一文详解多模态手艺在 QQ 浏览器视频搜寻上的实践经验。
引言
视频搜寻作为搜寻中最大的横向垂类,在约 50% 的搜寻词下都会有视频结果的展现。然而,视频资源又不同于文本网页资源,在视频理解、视频立室排序,以及交互行为等方面都会带来新的手艺挑战。
多模态手艺近年逐步走进人们的视野,特别是 Transformer 结构在 NLP 领域的大放异彩后,也向视觉、音频等多模态领域延伸,为跨模态交融带来更大的便利和可能。多模态预训练(比如 ViLBERT/VisualBERT/VL-BERT/ERNIE-ViL 等)、多模态交融手艺(比如鉴于矩阵、鉴于普通 NN、鉴于 attention 等)、多模态对齐手艺、对比学习手艺(如 CLIP)的发展,也为视频搜寻交易结果的快速提高带来了可能。
作为一款每天服务千万人的工具,腾讯 QQ 浏览器的搜寻功能承担着重要角色。伴随着过去几年的视频生产 / 消费的趋势,人们也在习惯消费视频,搜寻视频。
本文作者来自腾讯搜寻应用部,旨在分享多模态手艺在 QQ 浏览器视频搜寻上的实践经验。包括:
多模态手艺在视频搜寻整个架构中的逻辑位置,以及其中的手艺难点;
介绍多模态手艺的整体框架,包括封面模态立室手艺,视频实质帧立室手艺,多模态交融等手艺的演进和实践经验。
1.1 视频搜寻场景难点
在 QQ 浏览器的搜寻入口进行搜寻,在综搜结果页或视频 tab 页下,有 50% 左右的搜寻词下会有相关的视频结果展示:
(图 1:QQ 浏览器搜寻入口,以及视频搜寻场景)
不同于文本网页搜寻,视频搜寻有其自身独特性:视频封面作为丰富的视觉呈现,对用户有很大的吸引力,同时视频帧也蕴含巨大的信息,并且视频还有封面 OCR 文本、字幕文本等有信息增益的特征(如图 2、3 所示)。最后,视频资源作为众多模态的综合载体,如何把它们进行对齐交融也存在挑战。
(图 2:视频示例:query = 好看高级的围巾系法)
(图 3:视频是多种模态信息的综合载体)
(图 4:视频多模态的交融)
1.2 多模态手艺的位置
视频多模态手艺即要解决上述提及的相关问题,包括 query – 视频封面立室、query – 视频实质帧立室、query – 视频交融态立室、query – 感知域交融立室。
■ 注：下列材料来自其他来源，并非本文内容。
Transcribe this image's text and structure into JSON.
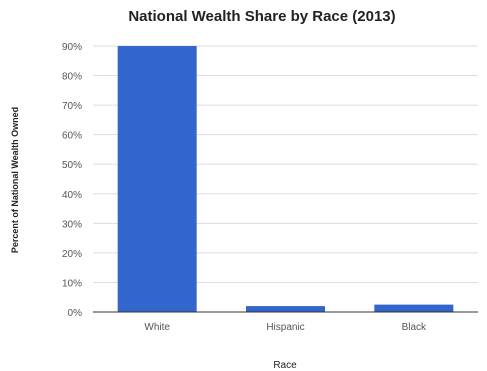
{
  "chart_data": {
    "type": "bar",
    "title": "National Wealth Share by Race (2013)",
    "xlabel": "Race",
    "ylabel": "Percent of National Wealth Owned",
    "categories": [
      "White",
      "Hispanic",
      "Black"
    ],
    "values": [
      90,
      2,
      2.5
    ],
    "ylim": [
      0,
      90
    ],
    "yticks": [
      "0%",
      "10%",
      "20%",
      "30%",
      "40%",
      "50%",
      "60%",
      "70%",
      "80%",
      "90%"
    ],
    "grid": true,
    "bar_color": "#3366cc"
  }
}
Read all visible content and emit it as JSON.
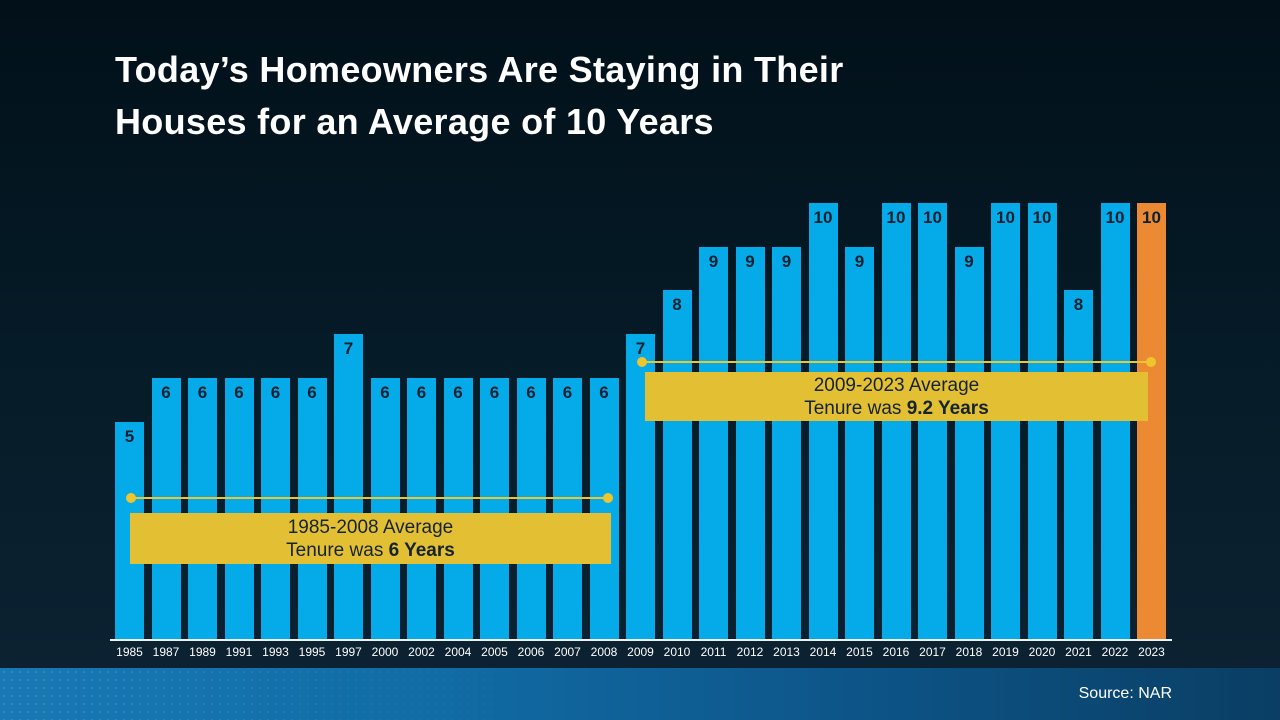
{
  "title": {
    "lines": [
      "Today’s Homeowners Are Staying in Their",
      "Houses for an Average of 10 Years"
    ]
  },
  "source": "Source: NAR",
  "colors": {
    "background_top": "#021019",
    "background_bottom": "#0c2232",
    "bar_blue": "#05AAE8",
    "bar_orange": "#EC8A33",
    "annotation_yellow": "#E3BF33",
    "annotation_line_yellow": "#EFC52F",
    "value_label": "#0D2130",
    "axis_label": "#FFFFFF",
    "baseline": "#EDF2F5",
    "title_color": "#FFFFFF",
    "footer_left": "#1879B4",
    "footer_right": "#0A3E64"
  },
  "chart_data": {
    "type": "bar",
    "title": "Today’s Homeowners Are Staying in Their Houses for an Average of 10 Years",
    "xlabel": "",
    "ylabel": "",
    "ylim": [
      0,
      10.8
    ],
    "grid": false,
    "legend": false,
    "categories": [
      "1985",
      "1987",
      "1989",
      "1991",
      "1993",
      "1995",
      "1997",
      "2000",
      "2002",
      "2004",
      "2005",
      "2006",
      "2007",
      "2008",
      "2009",
      "2010",
      "2011",
      "2012",
      "2013",
      "2014",
      "2015",
      "2016",
      "2017",
      "2018",
      "2019",
      "2020",
      "2021",
      "2022",
      "2023"
    ],
    "values": [
      5,
      6,
      6,
      6,
      6,
      6,
      7,
      6,
      6,
      6,
      6,
      6,
      6,
      6,
      7,
      8,
      9,
      9,
      9,
      10,
      9,
      10,
      10,
      9,
      10,
      10,
      8,
      10,
      10
    ],
    "highlight_category": "2023",
    "highlight_index": 28,
    "value_labels_shown": true,
    "annotations": [
      {
        "label_line1": "1985-2008 Average",
        "label_line2_prefix": "Tenure was ",
        "label_line2_bold": "6 Years",
        "start_category": "1985",
        "end_category": "2008"
      },
      {
        "label_line1": "2009-2023 Average",
        "label_line2_prefix": "Tenure was ",
        "label_line2_bold": "9.2 Years",
        "start_category": "2009",
        "end_category": "2023"
      }
    ]
  }
}
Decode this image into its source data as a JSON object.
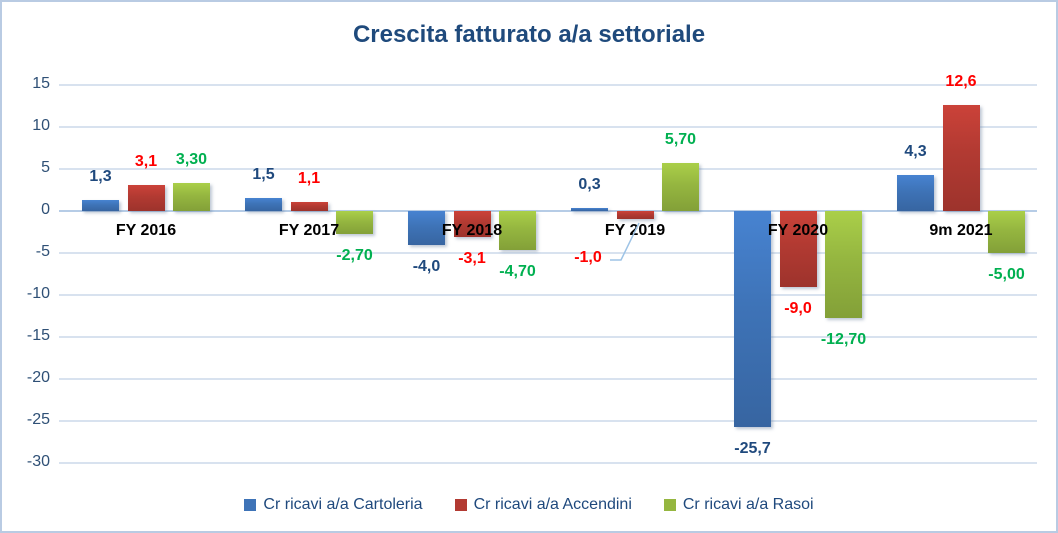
{
  "title": "Crescita fatturato a/a settoriale",
  "chart_data": {
    "type": "bar",
    "title": "Crescita fatturato a/a settoriale",
    "categories": [
      "FY 2016",
      "FY 2017",
      "FY 2018",
      "FY 2019",
      "FY 2020",
      "9m 2021"
    ],
    "series": [
      {
        "name": "Cr ricavi a/a Cartoleria",
        "key": "cartoleria",
        "color": "#3e73b7",
        "label_color": "#1f497d",
        "values": [
          1.3,
          1.5,
          -4.0,
          0.3,
          -25.7,
          4.3
        ],
        "labels": [
          "1,3",
          "1,5",
          "-4,0",
          "0,3",
          "-25,7",
          "4,3"
        ]
      },
      {
        "name": "Cr ricavi a/a Accendini",
        "key": "accendini",
        "color": "#b23a32",
        "label_color": "#ff0000",
        "values": [
          3.1,
          1.1,
          -3.1,
          -1.0,
          -9.0,
          12.6
        ],
        "labels": [
          "3,1",
          "1,1",
          "-3,1",
          "-1,0",
          "-9,0",
          "12,6"
        ]
      },
      {
        "name": "Cr ricavi a/a Rasoi",
        "key": "rasoi",
        "color": "#95b640",
        "label_color": "#00b050",
        "values": [
          3.3,
          -2.7,
          -4.7,
          5.7,
          -12.7,
          -5.0
        ],
        "labels": [
          "3,30",
          "-2,70",
          "-4,70",
          "5,70",
          "-12,70",
          "-5,00"
        ]
      }
    ],
    "y_ticks": [
      15,
      10,
      5,
      0,
      -5,
      -10,
      -15,
      -20,
      -25,
      -30
    ],
    "ylim": [
      -30,
      15
    ],
    "grid": true,
    "legend_position": "bottom"
  }
}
这些立室信息生效在视频精排阶段,起到非常高的权重作用。同时视频多模态手艺还涉及质量价值、ASR/OCR 识别、tag 标记、索引等逻辑场景。
(图 5:视频多模态手艺生效的逻辑位置示意 (红))
接下来,本文将着重阐述在视频搜寻排序中的相关手艺实践。
2 关键手艺
2.1 背景
视频搜寻多模态手艺围绕以下三个手艺关键点:
模态表征:对视频的文本 / 图像 / 帧序列进行更好的表征,是后续模态交融 / 立室的基础。
模态交融:视频本身是多模态的信息载体(包括文本 / 图像 / 音频等),而多模态的表征和建模的焦点在于如何对不同模态的表征进行有效的交融。
模态立室:传统搜寻引擎以 query 和 doc 文本立室信息为主(即文本相关性),而视频搜寻场景下如何进行更好的跨模态立室则是关键。
在分享视频搜寻多模态手艺实践之前,我们会对这些手艺的发展演进进行梳理和总结,以方便读者后续更好的理解。
2.1.1 模态表征手艺
2.1.1.1 图像模态的表征学习
整体而言,图像模态表征学习手艺的发展和演进,可以从以下两个角度看:
表征模型:
CNN 时期(2020 年之前):以 VGG、ResNet 等为代表。我们在第一版本时就是使用了 ResNet 计划。
(图 6:CNN 时期的图像模态表征模型代表 –ResNet)
Transformer 时期(2020 年至今):以 Vision Transformer (简称 ViT) 和 Swin Transformer 等为代表。后来我们逐步将计划由卷积迁移到注意力计划上来。
(图 7:Transformer 时期的图像模态表征模型代表 –Vision Transformer (ViT))
2.1.1.2 实质帧模态的表征学习
从视觉角度上看,视频可以认为是由一组时间序列连续的图像模态构成。
表征实质帧模态的经典模型办法包括:
以 CNN 为 backbone 的代表模型:I3D、X3D 等。
(图 8:以 CNN 为 backbone 的视频表征模型 –X3D)
以 Transformer 为 backbone 的代表:ViViT、Video Swin Transformer 等。
(图 9:以 Transformer(ViT)为 backbone 的视频表征模型 –ViViT)
2.1.2 模态交融手艺
多模态表征的焦点在于如何对不同模态进行有效交融。鉴于不同模态信息的冗余性和互补性特性,有效的多模态交融能够显著提高多模态表征结果。
从手艺办法的角度,模态交融可以分为:
简单交融的办法:如对多种模态特征进行拼接,加权求和等。
鉴于张量分解的办法:如 TFN、LMF 办法等;LMF 是 TFN 的改进办法,通过将张量和权重并行分解,利用模态特定的低阶因子来执行多模态交融,显著提高了训练效率。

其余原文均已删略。